Oysa biz, her Müslüman’ın ya da “Müslümanım” diyen herkesin Hz. Ömer gibi, “Biz rabb olarak Allah'tan, din olarak İslâm'dan, Peygamber olarak da Muhammed'den razıyız”[2] ikrarı ve uygulaması içinde olması gerektiğini düşünmekteyiz. Bunun dışında bir kurtuluş yolu bulunduğuna da inanmıyoruz. Bu sebeple burada Hz. Peygamber'in algılanışı ya da onun müstesna konumu üzerinde yine onun (hadisimizdeki) ikaz ve irşatları doğrultusunda durmak istiyoruz.
Tebliğ ve beyân
Bilindiği gibi Hz. Peygamber'in iki temel görevi vardır: Tebliğ ve Beyân.
Tebliğ: Allah Teâlâ'dan vahiy yoluyla aldıklarını aynen insanlara nakletmek, duyurmak demektir. Konu ile ilgili bir ayet meâli şöyledir:
“Ey peygamber, Rabbinden sana indirileni tebliğ et; eğer bunu yapmazsan elçilik görevini yapmamış olursun, Allah seni insanlardan korur.”[3]
Beyân ise; tebliğin anlaşılmasını sağlamaktır. Buna, amelî konularda icra biçimlerinin bi'l-fiil gösterilmesi ve ümmete öğretilmesi de dâhildir. Zaten bütün çeşitleriyle sünnet (kavlî, fiilî, takriri) budur, buradan kaynaklanmaktadır.
O halde beyân (ya da sünnet), dinin, bizzat mübelliği tarafından yaşanması ve tatbiki; hususiyetlerinin kesin hatlarıyla belirlenmesi ve uygulamada mümkün olan şekillerin gösterilmesi demektir. Ümmet hayatının birlik ve bütünlüğünün temel şartı da budur.
Peygamber Örneği
Müslümanların kulluk görevlerini en mükemmel, yani emredilen şekilde yapmaları hem en önemli vazifeleri hem de en tabiî haklarıdır. Müslümanlar bu hak ve görevlerini Hz. Peygamber’i izlemekle kullanabilirler.

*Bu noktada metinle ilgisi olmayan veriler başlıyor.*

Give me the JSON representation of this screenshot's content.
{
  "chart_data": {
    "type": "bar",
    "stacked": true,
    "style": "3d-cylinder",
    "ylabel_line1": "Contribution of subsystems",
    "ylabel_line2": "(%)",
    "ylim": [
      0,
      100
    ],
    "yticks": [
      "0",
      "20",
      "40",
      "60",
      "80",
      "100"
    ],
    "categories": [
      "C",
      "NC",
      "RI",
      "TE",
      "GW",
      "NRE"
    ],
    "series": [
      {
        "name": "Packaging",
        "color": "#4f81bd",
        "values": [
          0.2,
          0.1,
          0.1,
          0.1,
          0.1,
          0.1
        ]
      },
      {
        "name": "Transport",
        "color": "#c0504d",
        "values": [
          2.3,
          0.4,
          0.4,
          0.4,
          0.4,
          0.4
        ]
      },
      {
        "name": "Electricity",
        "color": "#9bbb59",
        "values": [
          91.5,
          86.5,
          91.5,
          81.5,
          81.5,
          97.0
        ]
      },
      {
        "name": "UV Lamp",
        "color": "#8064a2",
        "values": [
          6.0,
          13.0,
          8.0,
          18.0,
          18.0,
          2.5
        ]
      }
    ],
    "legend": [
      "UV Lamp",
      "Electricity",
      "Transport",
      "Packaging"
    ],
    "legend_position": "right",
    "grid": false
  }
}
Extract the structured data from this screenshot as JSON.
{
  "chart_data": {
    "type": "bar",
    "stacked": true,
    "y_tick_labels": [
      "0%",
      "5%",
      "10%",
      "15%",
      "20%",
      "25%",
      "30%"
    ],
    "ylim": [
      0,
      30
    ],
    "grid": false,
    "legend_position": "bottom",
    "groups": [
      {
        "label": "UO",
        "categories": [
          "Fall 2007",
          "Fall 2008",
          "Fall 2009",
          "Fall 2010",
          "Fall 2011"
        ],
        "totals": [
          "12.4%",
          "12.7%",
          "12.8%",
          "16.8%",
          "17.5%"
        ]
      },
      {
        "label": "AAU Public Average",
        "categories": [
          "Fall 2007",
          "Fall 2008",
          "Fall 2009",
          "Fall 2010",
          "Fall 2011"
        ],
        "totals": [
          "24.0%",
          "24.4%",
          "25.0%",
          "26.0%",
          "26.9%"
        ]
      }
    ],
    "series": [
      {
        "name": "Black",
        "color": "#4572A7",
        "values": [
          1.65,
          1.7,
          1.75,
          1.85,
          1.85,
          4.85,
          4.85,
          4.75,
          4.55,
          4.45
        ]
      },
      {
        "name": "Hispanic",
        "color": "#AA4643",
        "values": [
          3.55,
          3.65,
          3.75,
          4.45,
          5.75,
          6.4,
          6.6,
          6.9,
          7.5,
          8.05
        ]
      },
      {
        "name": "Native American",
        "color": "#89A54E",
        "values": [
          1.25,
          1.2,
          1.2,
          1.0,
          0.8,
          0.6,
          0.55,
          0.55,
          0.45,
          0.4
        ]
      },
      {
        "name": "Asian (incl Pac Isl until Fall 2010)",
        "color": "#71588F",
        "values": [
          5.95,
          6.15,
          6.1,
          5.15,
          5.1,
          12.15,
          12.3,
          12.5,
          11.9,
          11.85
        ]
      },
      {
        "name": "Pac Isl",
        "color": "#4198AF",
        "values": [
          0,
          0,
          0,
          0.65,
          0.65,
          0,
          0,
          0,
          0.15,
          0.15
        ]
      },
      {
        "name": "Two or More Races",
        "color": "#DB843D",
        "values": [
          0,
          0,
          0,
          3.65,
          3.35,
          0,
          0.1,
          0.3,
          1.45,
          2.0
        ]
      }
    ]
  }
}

Hz. Peygamber’i izleme zorunluluğu ümmet olmanın ilk ve temel gereğidir. Çünkü hiç bir ümmet veya kişi, kendiliğinden din ortaya koyamadığı gibi, ibadet görevi ve şekli de tespit ve tayin edemez.
İslâm ümmetinin dini ve dünyayı değerlendirmede tek ve gerçek önderi peygamberidir. Özellikle dinin yorum ve yaşanmasında Hz. Peygamber'in izinden uzaklaştırıcı hiç bir görüş, teklif ve tasarı ciddiye alınamaz. Ümmet için, olsa olsa, Hz. Peygamber'in çeşitli uygulama biçimlerinden -şâyet varsa- birini tercih imkânı olabilir.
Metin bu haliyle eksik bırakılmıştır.